Commissioners expected to get details on ABC finances today

Published 12:00 am Tuesday, December 1, 2009

By Jessie Burchette
jburchette@salisburypost.com
Rowan-Kannapolis ABC system records on salaries and credit cards will be delivered to county commissioners today.
Terry Osborne, general manager of the Alcoholic Beverage Control system, said Wednesday it was never his intent to withhold the records from commissioners, but a matter of having time to get the material together.
On Monday, the Rowan County Board of Commissioners voted unanimously to delay a presentation by the ABC Board on its operations until the requested records are produced.
Osborne also backed away from his assertion that he could not provide the records until instructed to by his board. Osborne said he meant to say he needed to tell them about the request.
The Salisbury Post has also requested the records, along with additional information on ABC spending. Osborne said that information will also be provided.
Also on Wednesday, John Hudson, attorney for the ABC Board, contacted County Attorney Jay Dees to ask for a special meeting with the Board of Commissioners. He said two of the three ABC Board members will be out of town on June 1, the date of the next regular commissioners’ meeting.
Carl Ford, commissioners chairman, said Wednesday he doesn’t plan to call a special meeting.

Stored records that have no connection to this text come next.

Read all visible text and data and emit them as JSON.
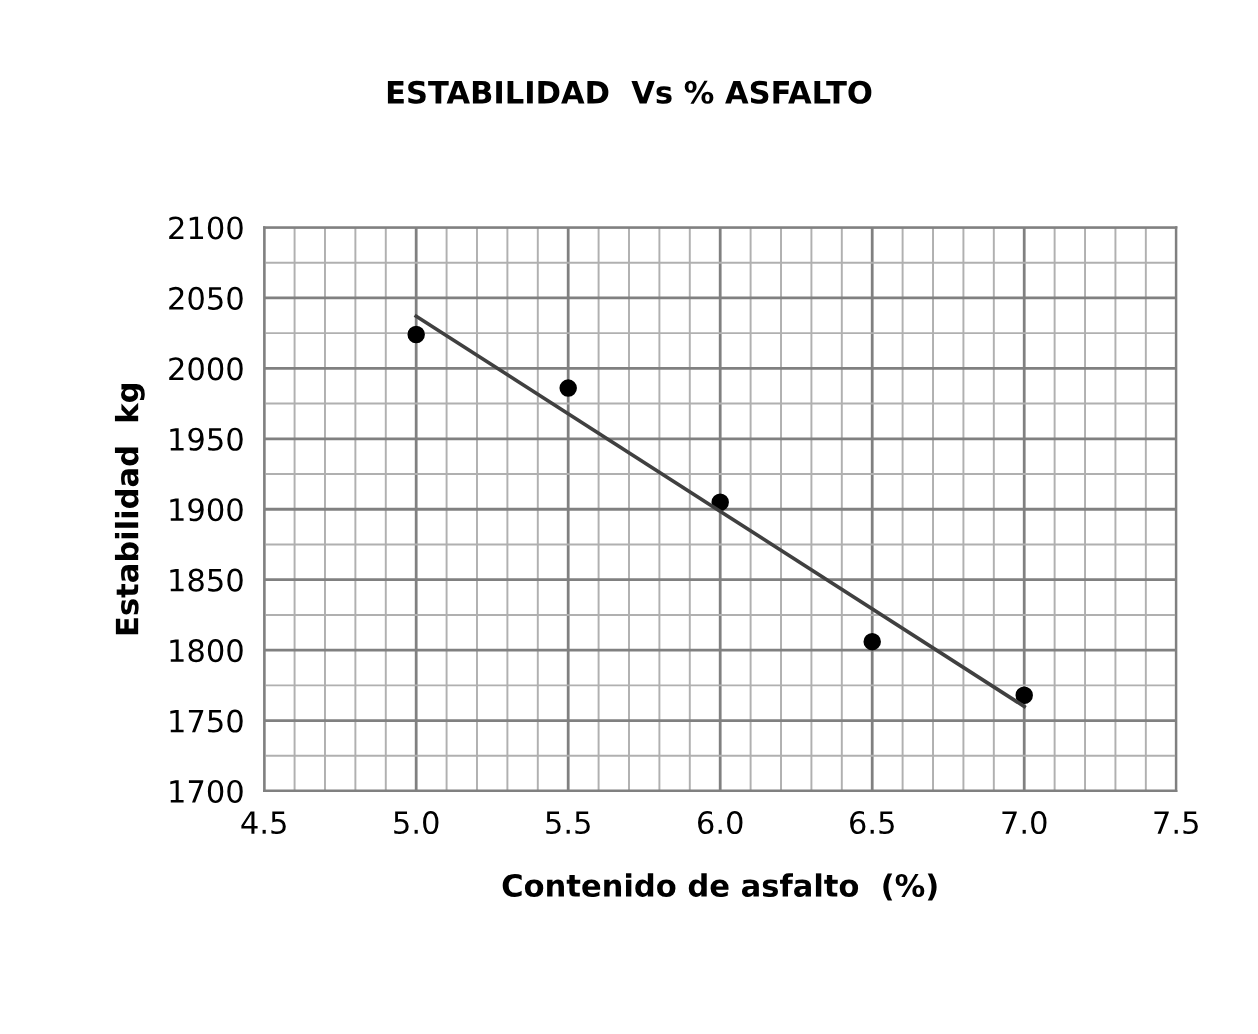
{
  "chart_data": {
    "type": "scatter",
    "title": "ESTABILIDAD  Vs % ASFALTO",
    "xlabel": "Contenido de asfalto  (%)",
    "ylabel": "Estabilidad  kg",
    "series": [
      {
        "color": "#000000",
        "marker": "circle",
        "x": [
          5.0,
          5.5,
          6.0,
          6.5,
          7.0
        ],
        "values": [
          2024,
          1986,
          1905,
          1806,
          1768
        ]
      },
      {
        "type": "line",
        "color": "#404040",
        "marker": "none",
        "x": [
          5.0,
          7.0
        ],
        "values": [
          2037,
          1760
        ]
      }
    ],
    "xlim": [
      4.5,
      7.5
    ],
    "xticks": [
      {
        "value": 4.5,
        "label": "4.5"
      },
      {
        "value": 5.0,
        "label": "5.0"
      },
      {
        "value": 5.5,
        "label": "5.5"
      },
      {
        "value": 6.0,
        "label": "6.0"
      },
      {
        "value": 6.5,
        "label": "6.5"
      },
      {
        "value": 7.0,
        "label": "7.0"
      },
      {
        "value": 7.5,
        "label": "7.5"
      }
    ],
    "ylim": [
      1700,
      2100
    ],
    "yticks": [
      1700,
      1750,
      1800,
      1850,
      1900,
      1950,
      2000,
      2050,
      2100
    ],
    "grid": true
  }
}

Ford said the board already has budget workshops and other committee sessions upcoming in the next week.
Ford and other commissioners met individually Wednesday with Ken Argo, the Kannapolis member of the ABC Board.
Argo said Wednesday evening he asked for the meetings to get acquainted with the commissioners. He said he regretted that the ABC board wasn’t able to make its presentation Monday night.
Argo also said he wasn’t aware of the records request until shortly before the commissioners’ meeting Monday night.
After leaving the meeting, he said, the board members discussed the situation. “They told us to let the lawyers talk to the lawyers,” Argo said.
Over the past several weeks, Commissioner Tina Hall, the county’s liaison to the ABC board, had sought agreement to have an efficiency committee from the state ABC office review operations in an effort to increase profits and distributions to the county and municipalities.
Last month, the ABC Board voted unanimously against seeking an efficiency study.
When Hall raised the efficiency review issue with commissioners at the May 4 meeting, a majority of the board preferred to hear from the ABC Board on its operations and reasons for sparse profits.
During the 1990s, the system turned over annual amounts ranging from $159,000 to $372,000 for distribution. Since 2000, the ABC system had no distributions two years and payments of $10,000 each for two years. The largest distribution in the past nine years came in 2000 with $89,000.
Commissioners agreed to hear the presentation at the May 18 meeting. On May 12, the clerk to the board sent a request to Osborne for the salary of each employee, any raises or bonuses paid in the last two years and a detailed accounting of any and all credit card statements for the past two years.
Dees, the county’s attorney, said in an e-mail all the information sought is public and anyone can request the records.
Gus Andrews, an ABC board member, told commissioners Monday night that by law they had to provide some of the records, but not others.